For those investors seeking yield, the difficulty is in predicting the exact dividend policies companies will adopt in the coming years.

And as more investors enter retirement and need to replace substantial proportions of their working-years’ income by using their investment portfolios, a reliable dividend-yield strategy is a must.

Because real estate investment trusts (REITs) distribute (by law) at least 90% of their taxable income to shareholders annually in the form of dividends, investors are becoming increasingly attracted to the notion of balancing a portfolio with these steady and reliable dividend investments.

A company that qualifies as a REIT can deduct dividends paid to its shareholders from its corporate taxable income.

As a result, most REITs historically remit at least 100% of their taxable income to their shareholders and therefore owe no corporate tax.

REIT shareholders pay taxes on the dividends received and any capital gains. Most states honor this federal treatment and also do not require REITs to pay state income tax.

Like other businesses, but unlike partnerships, a REIT cannot pass any tax losses through to its investors.

All I Want For Christmas Are A Few Good REITs

That’s why all I want for Christmas are a few good REITs. And there are two great REITs trading at a discount now.

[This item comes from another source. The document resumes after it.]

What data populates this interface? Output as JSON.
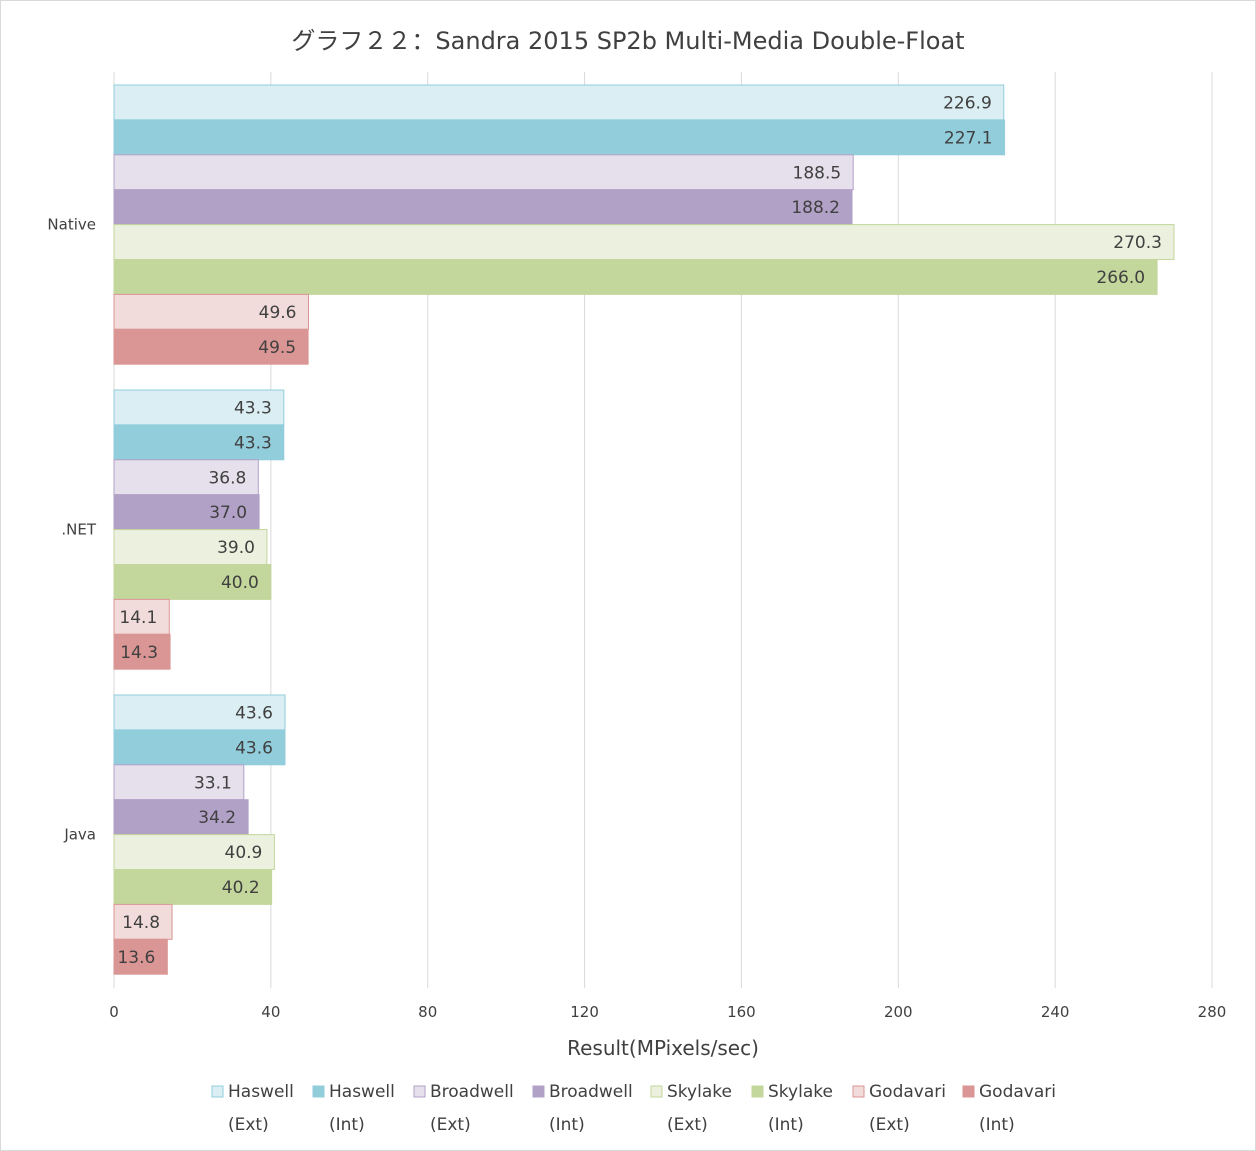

One is STAG Industrial (STAG), a solid industrial landlord with 563 buildings and over 111 million square feet of space spread across 41 states.

STAG has a history of paying and increasing dividends for over 11 years in a row and importantly, shares are currently discounted, which means you can buy them with a margin of safety.

Another stocking stuffer idea is Simon Property Group (SPG), a mall juggernaut with a portfolio of over 200 properties primarily here in the U.S.

Its strong portfolio is mostly made up of Class A Malls – which means it produces some of the best results for tenants when it comes to retail sales per square foot.

These shares are also currently trading at a discount, in addition to having a tasty 6.1% dividend yield as of the time of writing this. The upside looks appealing and our research targets shares to return over 20% in 12 months.

I can’t wait to see the expression on my three teenagers faces when I tell them they are getting stock for Christmas.

They may not be thrilled at first. But unlike the items they want that they’ll get bored of in a couple of months, REITs are one gift I know will keep giving in the years ahead.

I’ll be sure to remind them of a quote from one of the wealthiest investors of all-time:

“Do you know the only thing that gives me pleasure? It’s to see my dividends coming in.” – John D. Rockefeller

I’ll let you know how it goes after the new year. I would love to hear from you about the financial lessons that you’ve tried to pass onto your kids over the years. Please share them, here.

In the meantime, have a wonderful Christmas with your friends and family this weekend. I hope you are surrounded by loved ones and blessings that last.